Apesar de ter sido abolida há mais de 200 anos atrás, a escravidão continua presente na sociedade contemporânea brasileira; no entanto, aparece de forma velada, tanto no ambiente urbano quanto no rural. Grandes confecções têxteis se apropriam da mão de obra ampla e barata de imigrantes latino-americanos para trabalhar sob condições sub-humanas; já no ambiente rural, donos de empresas agropecuárias aliciam homens, que por necessidade se submetem à inúmeros maus-tratos.
Em 2017, auditores fiscais do trabalho flagraram bolivianos que trabalhavam em confecções têxtil e ganhavam em média 5 reais por peça produzida; enquanto as mesmas eram comercializadas em uma loja de luxo por 600 reais. Tal discrepância entre os valores de produção e venda, além da baixa remuneração como essa recebida pelos imigrantes evidencia uma escravidão contemporânea; que por acontecer de modo extremamente velado, acaba sendo involuntariamente incentivada pelos consumidores, como no caso da grife em questão.

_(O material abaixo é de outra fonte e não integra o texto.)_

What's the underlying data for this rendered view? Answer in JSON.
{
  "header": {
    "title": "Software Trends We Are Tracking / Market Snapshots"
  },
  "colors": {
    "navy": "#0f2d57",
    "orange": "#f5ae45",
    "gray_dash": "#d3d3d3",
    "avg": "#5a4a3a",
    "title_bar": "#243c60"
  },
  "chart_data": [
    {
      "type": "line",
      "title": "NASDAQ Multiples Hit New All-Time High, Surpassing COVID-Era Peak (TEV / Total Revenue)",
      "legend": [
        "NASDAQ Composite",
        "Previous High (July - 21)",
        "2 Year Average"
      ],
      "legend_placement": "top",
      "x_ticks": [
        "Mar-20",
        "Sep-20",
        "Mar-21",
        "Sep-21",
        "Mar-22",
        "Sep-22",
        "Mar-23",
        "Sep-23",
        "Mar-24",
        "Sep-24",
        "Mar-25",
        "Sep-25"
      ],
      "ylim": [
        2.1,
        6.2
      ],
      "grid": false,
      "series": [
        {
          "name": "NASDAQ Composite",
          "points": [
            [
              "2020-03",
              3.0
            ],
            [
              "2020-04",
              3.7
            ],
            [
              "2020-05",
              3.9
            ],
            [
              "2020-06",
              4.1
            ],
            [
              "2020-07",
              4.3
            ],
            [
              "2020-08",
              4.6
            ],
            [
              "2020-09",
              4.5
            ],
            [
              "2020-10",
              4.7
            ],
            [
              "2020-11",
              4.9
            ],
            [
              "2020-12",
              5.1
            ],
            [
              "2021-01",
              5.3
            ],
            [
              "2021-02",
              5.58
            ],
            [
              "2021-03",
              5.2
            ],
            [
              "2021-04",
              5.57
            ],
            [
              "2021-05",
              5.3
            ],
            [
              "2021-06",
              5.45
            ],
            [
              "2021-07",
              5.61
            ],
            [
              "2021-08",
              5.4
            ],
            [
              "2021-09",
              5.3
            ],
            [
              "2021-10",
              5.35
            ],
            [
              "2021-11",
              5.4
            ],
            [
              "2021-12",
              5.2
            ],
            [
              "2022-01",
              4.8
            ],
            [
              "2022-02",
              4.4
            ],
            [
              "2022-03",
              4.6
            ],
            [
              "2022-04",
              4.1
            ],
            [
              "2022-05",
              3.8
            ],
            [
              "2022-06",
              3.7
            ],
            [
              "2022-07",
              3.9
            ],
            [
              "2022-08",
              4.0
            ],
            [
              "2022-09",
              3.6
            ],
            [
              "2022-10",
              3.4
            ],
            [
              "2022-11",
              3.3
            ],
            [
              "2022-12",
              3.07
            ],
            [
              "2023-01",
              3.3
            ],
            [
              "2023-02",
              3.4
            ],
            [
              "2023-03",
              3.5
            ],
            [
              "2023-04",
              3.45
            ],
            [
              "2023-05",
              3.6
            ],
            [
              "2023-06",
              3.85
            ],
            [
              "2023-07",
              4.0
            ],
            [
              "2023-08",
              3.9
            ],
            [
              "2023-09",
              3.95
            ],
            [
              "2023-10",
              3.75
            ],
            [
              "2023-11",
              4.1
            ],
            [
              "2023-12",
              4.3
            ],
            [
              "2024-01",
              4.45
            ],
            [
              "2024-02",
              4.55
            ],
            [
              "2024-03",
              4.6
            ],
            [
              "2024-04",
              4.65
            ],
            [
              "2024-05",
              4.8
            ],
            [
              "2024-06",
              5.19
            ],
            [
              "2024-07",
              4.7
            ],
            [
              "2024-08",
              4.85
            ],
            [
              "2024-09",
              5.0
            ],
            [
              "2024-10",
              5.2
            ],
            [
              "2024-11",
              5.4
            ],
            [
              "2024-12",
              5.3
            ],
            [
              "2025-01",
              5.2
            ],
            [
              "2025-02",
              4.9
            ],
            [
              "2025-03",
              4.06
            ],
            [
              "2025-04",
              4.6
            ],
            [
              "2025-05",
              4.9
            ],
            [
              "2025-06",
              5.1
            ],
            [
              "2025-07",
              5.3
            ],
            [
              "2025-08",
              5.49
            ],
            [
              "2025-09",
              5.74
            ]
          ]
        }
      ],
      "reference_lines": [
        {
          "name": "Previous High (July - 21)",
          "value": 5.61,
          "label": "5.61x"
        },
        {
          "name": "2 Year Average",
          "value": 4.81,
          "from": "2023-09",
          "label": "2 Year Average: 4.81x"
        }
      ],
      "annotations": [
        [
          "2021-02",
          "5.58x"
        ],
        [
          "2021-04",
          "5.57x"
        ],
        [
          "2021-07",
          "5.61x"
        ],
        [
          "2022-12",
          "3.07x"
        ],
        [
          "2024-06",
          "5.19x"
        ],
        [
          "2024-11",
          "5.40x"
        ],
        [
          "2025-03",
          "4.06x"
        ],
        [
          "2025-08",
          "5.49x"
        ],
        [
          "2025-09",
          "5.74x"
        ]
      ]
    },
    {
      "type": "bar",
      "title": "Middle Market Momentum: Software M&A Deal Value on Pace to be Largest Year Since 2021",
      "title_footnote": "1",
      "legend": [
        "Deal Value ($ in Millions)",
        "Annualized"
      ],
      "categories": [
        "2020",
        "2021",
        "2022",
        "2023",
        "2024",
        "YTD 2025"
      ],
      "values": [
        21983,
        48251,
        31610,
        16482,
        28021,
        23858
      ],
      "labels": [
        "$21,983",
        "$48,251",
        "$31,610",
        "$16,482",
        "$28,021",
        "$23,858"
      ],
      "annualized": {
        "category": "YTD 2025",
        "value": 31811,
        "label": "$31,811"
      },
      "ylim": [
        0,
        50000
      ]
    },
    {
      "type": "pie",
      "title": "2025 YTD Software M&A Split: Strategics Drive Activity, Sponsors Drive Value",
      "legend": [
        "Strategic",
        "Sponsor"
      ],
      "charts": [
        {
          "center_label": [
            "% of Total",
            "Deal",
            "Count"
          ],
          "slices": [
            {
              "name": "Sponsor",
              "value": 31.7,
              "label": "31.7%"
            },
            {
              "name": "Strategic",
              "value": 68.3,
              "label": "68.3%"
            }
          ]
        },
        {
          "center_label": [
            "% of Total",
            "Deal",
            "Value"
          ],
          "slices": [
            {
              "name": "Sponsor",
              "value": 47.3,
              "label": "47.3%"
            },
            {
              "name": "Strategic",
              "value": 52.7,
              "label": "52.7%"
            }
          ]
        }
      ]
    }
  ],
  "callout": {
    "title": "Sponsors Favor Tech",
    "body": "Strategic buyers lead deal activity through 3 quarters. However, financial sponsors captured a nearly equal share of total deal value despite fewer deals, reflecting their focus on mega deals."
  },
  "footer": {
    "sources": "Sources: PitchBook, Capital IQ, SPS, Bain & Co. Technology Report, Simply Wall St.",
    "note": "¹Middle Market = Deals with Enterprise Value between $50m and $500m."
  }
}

Além da escravidão urbana, existe a rural. Segundo o Ministério do Trabalho, entre 1995 até 2016, 52 mil trabalhadores em condições de escravidão foram resgatados do meio agreste; sendo em sua maioria homem, estavam submetidos à maus tratos e violência, além de falta de saneamento e de água potável. Essa situação sub-humana, quando relacionada com a quantidade de homens resgatados e que viviam nessas condições, comprova a gravidade da escravidão no Brasil atual.
Desse modo, de acordo com os fatos acima mencionados, a escravidão ainda se faz muito presente na sociedade brasileira. Portanto, o Governo Federal aliado ao Ministério do Trabalho- responsável por apoiar o trabalhador brasileiro- devem implantar fiscalizações de modo sigiloso em confecções nos grandes centros urbanos e em empreitadas no ambiente rural, com o objetivo de punir os proprietários de tais corporações.